An epidural blood patch is the one treatment that can be offered by anesthesiologists. This option is used frequently for PDPH treatment secondary to complications of epidural and spinal anesthesia; however, there is very little literature describing use of an epidural blood patch for the treatment of surgical dural tears.1 For this reason, anesthesiologists may not feel comfortable placing an epidural blood patch in this setting. Infection is a possible complication of epidural blood patches, and the presence of spinal hardware must be factored into the decision for placement. Other complications include backache, neck pain, a transient temperature increase, and arachnoiditis. As the number of minimally invasive spine surgery increases, noninvasive dural repair methods may be used more frequently. Dural repair in minimally invasive surgery often requires conversion to the open procedure for adequate primary repair. For this reason, surgeons may try to control dural leaks with the various collagen and fibrin materials instead of converting to an open procedure. These newer treatments may not obtain full dural repair. Furthermore, accidental durotomy may not be apparent in the operative period. Therefore, using an epidural blood patch may preclude the need for reoperation, reducing overall costs. The current reoperation rate for unrecognized or inadequately repaired incidental durotomy is 1.8%.6

The reported overall rate of improvement of symptoms after epidural blood patch used for PDPH ranges from 70% to nearly 100% after a single blood patch.7 Szeinfeld et al.8 reported that the injection of 15 mL radionucleotide-labeled red blood cells spreads a mean distance of 9 interspaces with cephalad spread greater than caudad spread. However, Djurhuus et al.9 showed that radiopaque dye injected during epidural blood patch traveled 1 space caudad and 4 spaces cephalad.
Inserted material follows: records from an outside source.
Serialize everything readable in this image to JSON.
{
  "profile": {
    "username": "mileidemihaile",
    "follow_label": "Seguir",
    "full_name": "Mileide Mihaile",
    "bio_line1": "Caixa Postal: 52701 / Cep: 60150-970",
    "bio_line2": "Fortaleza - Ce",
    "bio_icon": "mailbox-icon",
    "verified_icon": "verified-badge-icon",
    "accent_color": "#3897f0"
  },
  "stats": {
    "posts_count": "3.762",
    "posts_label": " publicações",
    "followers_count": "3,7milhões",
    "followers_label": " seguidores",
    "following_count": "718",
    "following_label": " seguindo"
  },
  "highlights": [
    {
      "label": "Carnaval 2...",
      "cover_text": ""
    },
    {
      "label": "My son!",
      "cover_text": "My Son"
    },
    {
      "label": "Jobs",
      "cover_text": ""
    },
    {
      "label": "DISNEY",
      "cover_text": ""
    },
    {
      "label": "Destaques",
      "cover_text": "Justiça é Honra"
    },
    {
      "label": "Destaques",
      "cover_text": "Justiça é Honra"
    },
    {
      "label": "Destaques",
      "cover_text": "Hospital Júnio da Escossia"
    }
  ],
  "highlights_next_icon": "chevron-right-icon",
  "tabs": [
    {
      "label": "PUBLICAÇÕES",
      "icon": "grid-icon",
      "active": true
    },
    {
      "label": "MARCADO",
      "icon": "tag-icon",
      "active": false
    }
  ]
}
For this reason, we performed the blood patch 1 level cephalad to the surgical site/dural leak with almost immediate, full resolution of symptoms. Reported reasons for failure to control symptoms after blood patch include inadequate injected blood volume, physical factors preventing spread (i.e., scar tissue), multiple CSF leaks, and incorrect injection site.6

In summary, with the number of minimally invasive spine surgeries increasing, the incidence of dural tears may increase to that comparable with that after open procedures. If our experience is confirmed, it may be that epidural blood patching could reduce the number of reoperations for dural repairs.